Back in 2012, before the release of Centipede Hz, Animal Collective’s David Portner sought a change of scenery and switched New York for life in L.A, with the aim of improving his lifestyle by embracing gardening, cooking and hiking. Then he got ill. Throat infections and bronchitis led to cancellations of tour dates with Animal Collective and a long spell recuperating at his new home. Taking inspiration from his love for horror movies, Portner began prepping material for a new three-piece featuring his partner Angel Deradoorian (ex-Dirty Projectors) and Jeremy Hyman (Ponytail).

So is Enter The Slasher House scary?
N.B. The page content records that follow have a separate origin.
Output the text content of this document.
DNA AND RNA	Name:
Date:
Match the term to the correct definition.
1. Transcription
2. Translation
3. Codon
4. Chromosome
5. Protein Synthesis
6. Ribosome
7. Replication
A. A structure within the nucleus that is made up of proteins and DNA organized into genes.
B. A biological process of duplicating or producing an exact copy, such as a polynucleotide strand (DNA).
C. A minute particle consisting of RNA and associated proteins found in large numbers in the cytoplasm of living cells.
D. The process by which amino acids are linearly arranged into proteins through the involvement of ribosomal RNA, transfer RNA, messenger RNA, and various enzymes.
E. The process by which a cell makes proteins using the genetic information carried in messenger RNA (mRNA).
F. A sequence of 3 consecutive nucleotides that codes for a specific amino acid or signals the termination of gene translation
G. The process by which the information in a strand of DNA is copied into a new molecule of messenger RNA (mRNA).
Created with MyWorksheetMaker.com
No. Not in the same way that Sisterland gave you the actual willies, but Avey Tare’s Slasher Flicks aim to create a different version of horror that we’ve become accustomed to. Enter The Slasher House is more of a goofy haunted-house fairground ride rather than a stoned session on Slenderman. A sweet pop song like “Little Fang’” won’t have you diving under the covers, but the creeping bassline, warped vocals and wraithlike melody gives the track a playful yet distinctly oddball feel. Not scary, but perhaps not to be trusted with the keys to your tool shed.

It’s safe to assume that Avey Tare’s Slasher Flicks won’t alienate fans of his previous work, either solo or with Animal Collective, but does find him experimenting and excavating new sounds. His idiosyncratic rambling, yelping vocals combined with Deradoorian’s honeyed pop vocals and simmering modular synth lines feels like a delightfully fresh addition to his current cannon of work. Whilst Hyman’s exuberant drumming instils the burning, swinging spirit of jazz rarely, if ever, investigated during Portner’s time with Animal Collective.
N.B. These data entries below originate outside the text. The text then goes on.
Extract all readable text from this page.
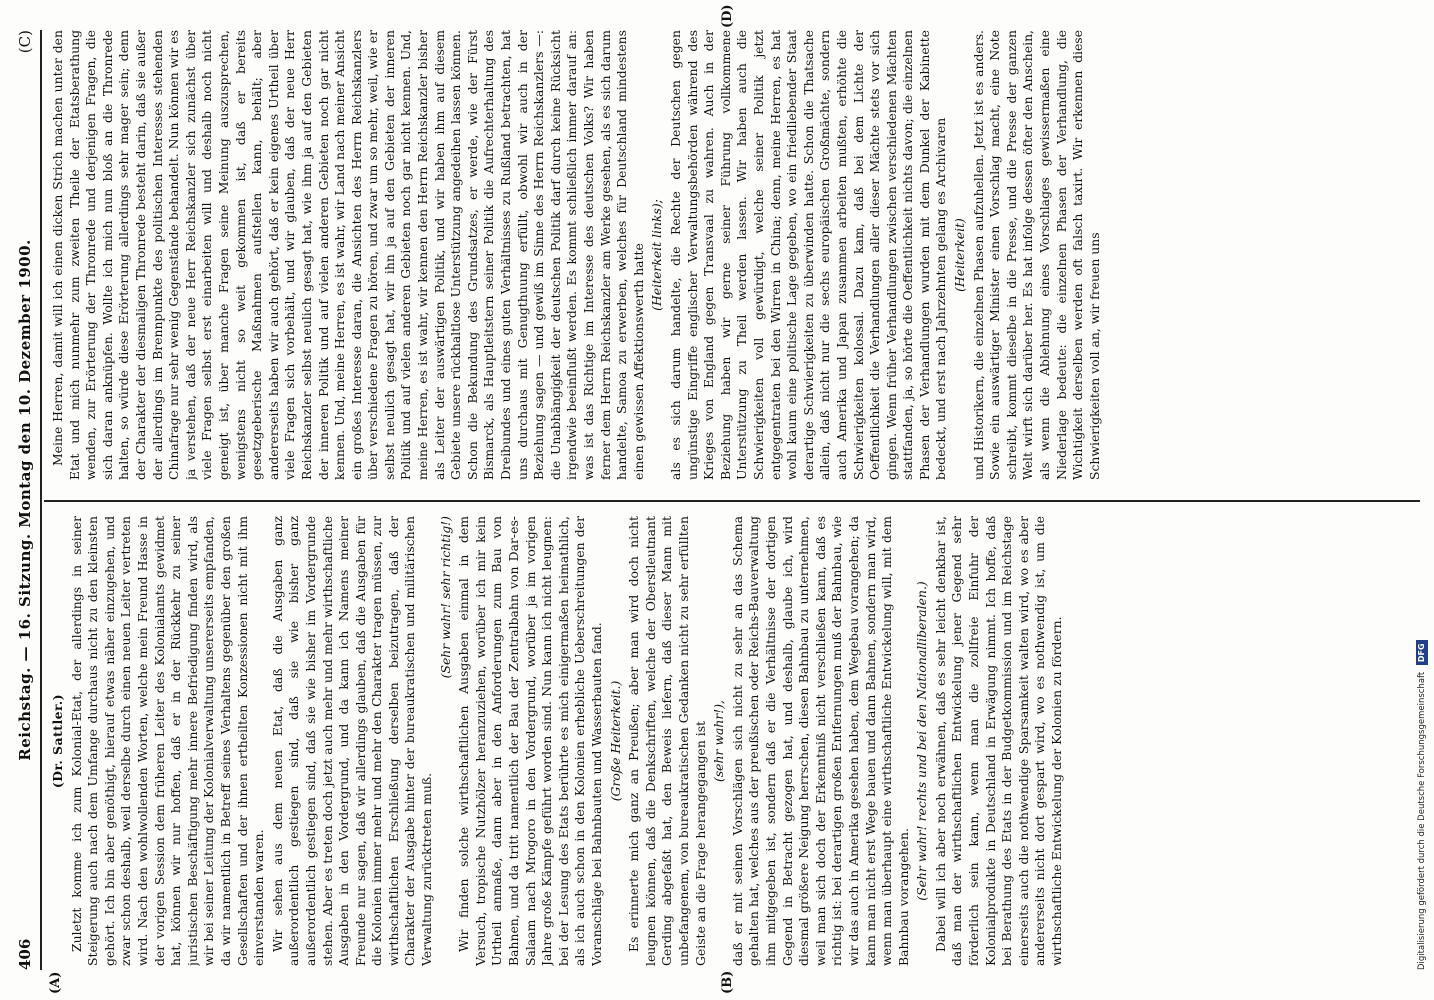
406
Reichstag. — 16. Sitzung. Montag den 10. Dezember 1900.
(C)
(A)	(B)
(D)

(Dr. Sattler.) Zuletzt komme ich zum Kolonial-Etat, der allerdings in seiner Steigerung auch nach dem Umfange durchaus nicht zu den kleinsten gehört. Ich bin aber genöthigt, hierauf etwas näher einzugehen, und zwar schon deshalb, weil derselbe durch einen neuen Leiter vertreten wird. Nach den wohlwollenden Worten, welche mein Freund Hasse in der vorigen Session dem früheren Leiter des Kolonialamts gewidmet hat, können wir nur hoffen, daß er in der Rückkehr zu seiner juristischen Beschäftigung mehr innere Befriedigung finden wird, als wir bei seiner Leitung der Kolonialverwaltung unsererseits empfanden, da wir namentlich in Betreff seines Verhaltens gegenüber den großen Gesellschaften und der ihnen ertheilten Konzessionen nicht mit ihm einverstanden waren. Wir sehen aus dem neuen Etat, daß die Ausgaben ganz außerordentlich gestiegen sind, daß sie wie bisher ganz außerordentlich gestiegen sind, daß sie wie bisher im Vordergrunde stehen. Aber es treten doch jetzt auch mehr und mehr wirthschaftliche Ausgaben in den Vordergrund, und da kann ich Namens meiner Freunde nur sagen, daß wir allerdings glauben, daß die Ausgaben für die Kolonien immer mehr und mehr den Charakter tragen müssen, zur wirthschaftlichen Erschließung derselben beizutragen, daß der Charakter der Ausgabe hinter der bureaukratischen und militärischen Verwaltung zurücktreten muß.

(Sehr wahr! sehr richtig!) Wir finden solche wirthschaftlichen Ausgaben einmal in dem Versuch, tropische Nutzhölzer heranzuziehen, worüber ich mir kein Urtheil anmaße, dann aber in den Anforderungen zum Bau von Bahnen, und da tritt namentlich der Bau der Zentralbahn von Dar-es-Salaam nach Mrogoro in den Vordergrund, worüber ja im vorigen Jahre große Kämpfe geführt worden sind. Nun kann ich nicht leugnen: bei der Lesung des Etats berührte es mich einigermaßen heimathlich, als ich auch schon in den Kolonien erhebliche Ueberschreitungen der Voranschläge bei Bahnbauten und Wasserbauten fand. (Große Heiterkeit.) Es erinnerte mich ganz an Preußen; aber man wird doch nicht leugnen können, daß die Denkschriften, welche der Oberstleutnant Gerding abgefaßt hat, den Beweis liefern, daß dieser Mann mit unbefangenem, von bureaukratischen Gedanken nicht zu sehr erfüllten Geiste an die Frage herangegangen ist (sehr wahr!), daß er mit seinen Vorschlägen sich nicht zu sehr an das Schema gehalten hat, welches aus der preußischen oder Reichs-Bauverwaltung ihm mitgegeben ist, sondern daß er die Verhältnisse der dortigen Gegend in Betracht gezogen hat, und deshalb, glaube ich, wird diesmal größere Neigung herrschen, diesen Bahnbau zu unternehmen, weil man sich doch der Erkenntniß nicht verschließen kann, daß es richtig ist: bei derartigen großen Entfernungen muß der Bahnbau, wie wir das auch in Amerika gesehen haben, dem Wegebau vorangehen; da kann man nicht erst Wege bauen und dann Bahnen, sondern man wird, wenn man überhaupt eine wirthschaftliche Entwickelung will, mit dem Bahnbau vorangehen. (Sehr wahr! rechts und bei den Nationalliberalen.) Dabei will ich aber noch erwähnen, daß es sehr leicht denkbar ist, daß man der wirthschaftlichen Entwickelung jener Gegend sehr förderlich sein kann, wenn man die zollfreie Einfuhr der Kolonialprodukte in Deutschland in Erwägung nimmt. Ich hoffe, daß bei Berathung des Etats in der Budgetkommission und im Reichstage einerseits auch die nothwendige Sparsamkeit walten wird, wo es aber andererseits nicht dort gespart wird, wo es nothwendig ist, um die wirthschaftliche Entwickelung der Kolonien zu fördern.

Meine Herren, damit will ich einen dicken Strich machen unter den Etat und mich nunmehr zum zweiten Theile der Etatsberathung wenden, zur Erörterung der Thronrede und derjenigen Fragen, die sich daran anknüpfen. Wollte ich mich nun bloß an die Thronrede halten, so würde diese Erörterung allerdings sehr mager sein; denn der Charakter der diesmaligen Thronrede besteht darin, daß sie außer der allerdings im Brennpunkte des politischen Interesses stehenden Chinafrage nur sehr wenig Gegenstände behandelt. Nun können wir es ja verstehen, daß der neue Herr Reichskanzler sich zunächst über viele Fragen selbst erst einarbeiten will und deshalb noch nicht geneigt ist, über manche Fragen seine Meinung auszusprechen, wenigstens nicht so weit gekommen ist, daß er bereits gesetzgeberische Maßnahmen aufstellen kann, behält; aber andererseits haben wir auch gehört, daß er kein eigenes Urtheil über viele Fragen sich vorbehält, und wir glauben, daß der neue Herr Reichskanzler selbst neulich gesagt hat, wie ihm ja auf den Gebieten der inneren Politik und auf vielen anderen Gebieten noch gar nicht kennen. Und, meine Herren, es ist wahr, wir Land nach meiner Ansicht ein großes Interesse daran, die Ansichten des Herrn Reichskanzlers über verschiedene Fragen zu hören, und zwar um so mehr, weil, wie er selbst neulich gesagt hat, wir ihn ja auf den Gebieten der inneren Politik und auf vielen anderen Gebieten noch gar nicht kennen. Und, meine Herren, es ist wahr, wir kennen den Herrn Reichskanzler bisher als Leiter der auswärtigen Politik, und wir haben ihm auf diesem Gebiete unsere rückhaltlose Unterstützung angedeihen lassen können. Schon die Bekundung des Grundsatzes, er werde, wie der Fürst Bismarck, als Hauptleitstern seiner Politik die Aufrechterhaltung des Dreibundes und eines guten Verhältnisses zu Rußland betrachten, hat uns durchaus mit Genugthuung erfüllt, obwohl wir auch in der Beziehung sagen — und gewiß im Sinne des Herrn Reichskanzlers —: die Unabhängigkeit der deutschen Politik darf durch keine Rücksicht irgendwie beeinflußt werden. Es kommt schließlich immer darauf an: was ist das Richtige im Interesse des deutschen Volks? Wir haben ferner dem Herrn Reichskanzler am Werke gesehen, als es sich darum handelte, Samoa zu erwerben, welches für Deutschland mindestens einen gewissen Affektionswerth hatte (Heiterkeit links); als es sich darum handelte, die Rechte der Deutschen gegen ungünstige Eingriffe englischer Verwaltungsbehörden während des Krieges von England gegen Transvaal zu wahren. Auch in der Beziehung haben wir gerne seiner Führung vollkommene Unterstützung zu Theil werden lassen. Wir haben auch die Schwierigkeiten voll gewürdigt, welche seiner Politik jetzt entgegentraten bei den Wirren in China; denn, meine Herren, es hat wohl kaum eine politische Lage gegeben, wo ein friedliebender Staat derartige Schwierigkeiten zu überwinden hatte. Schon die Thatsache allein, daß nicht nur die sechs europäischen Großmächte, sondern auch Amerika und Japan zusammen arbeiten mußten, erhöhte die Schwierigkeiten kolossal. Dazu kam, daß bei dem Lichte der Oeffentlichkeit die Verhandlungen aller dieser Mächte stets vor sich gingen. Wenn früher Verhandlungen zwischen verschiedenen Mächten stattfanden, ja, so hörte die Oeffentlichkeit nichts davon; die einzelnen Phasen der Verhandlungen wurden mit dem Dunkel der Kabinette bedeckt, und erst nach Jahrzehnten gelang es Archivaren (Heiterkeit) und Historikern, die einzelnen Phasen aufzuhellen. Jetzt ist es anders. Sowie ein auswärtiger Minister einen Vorschlag macht, eine Note schreibt, kommt dieselbe in die Presse, und die Presse der ganzen Welt wirft sich darüber her. Es hat infolge dessen öfter den Anschein, als wenn die Ablehnung eines Vorschlages gewissermaßen eine Niederlage bedeute: die einzelnen Phasen der Verhandlung, die Wichtigkeit derselben werden oft falsch taxirt. Wir erkennen diese Schwierigkeiten voll an, wir freuen uns

Digitalisierung gefördert durch die Deutsche Forschungsgemeinschaft DFG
The album begins at a riotous pace with opener “A Sender”, which bounces up and down at dizzying speed with springy guitar tones, pummelling percussion and hazy backing harmonies; psych-rock at it’s most energetic and electrifying. “Blind Babe” keeps the album moving at breakneck speed with Hyman providing a frantic bedrock for Portner to spew and ramble through this vocals in an amphetamine frenzy. Recorded live with minimal overdubs in a studio that supposedly resembles a medieval tavern, the album treads the line between futurism and nostalgia; “Catchy (Was Contagious)” lilts between Portner’s jumpy hammer-horror guitar and Deradoorian’s space-rock synths, while “Roses On The Window” sounds like ’70s funk-rock beamed from another solar system.
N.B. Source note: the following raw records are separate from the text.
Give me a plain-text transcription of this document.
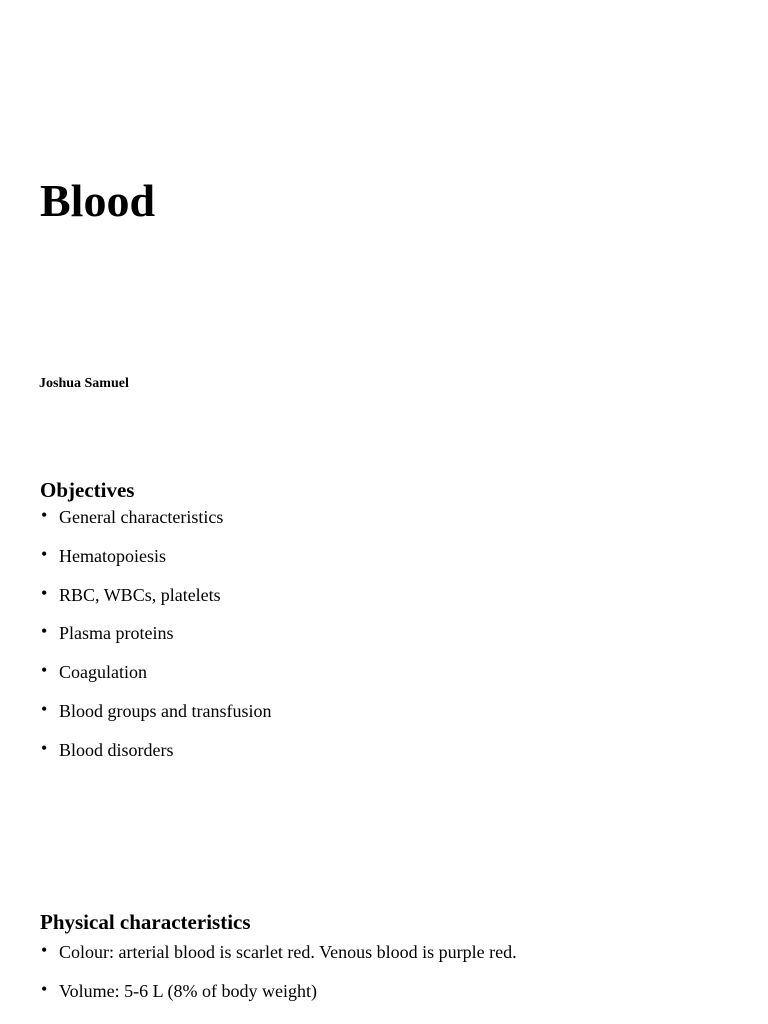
Blood

Joshua Samuel

Objectives
• General characteristics
• Hematopoiesis
• RBC, WBCs, platelets
• Plasma proteins
• Coagulation
• Blood groups and transfusion
• Blood disorders
Physical characteristics
• Colour: arterial blood is scarlet red. Venous blood is purple red.
• Volume: 5-6 L (8% of body weight)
Avey Tare’s Slasher Flicks really play to their strengths of strong song-writing, sonic experimentation and nuanced aesthetic ideals during “The Outlaw” and “Strange Outlaws”. The former oscillates wildly between different tempos and rhythms to create the disorienting psychedelic funfair feel they set out to create, whilst also acting as an ode to the 1966 campy horror single “They’re Coming to Take Me Away, Ha-Haaa!” by Napolean XIV. “Strange Outlaws” might just be the catchiest song Portner has been responsible for since “My Girls” – the disco synth stabs and tight-locked vocal harmonies are deeply infectious and give the album a carnivalesque lift right at the death. Enter The Slasher House is stylish, daring and captivating; spooky, but not scary.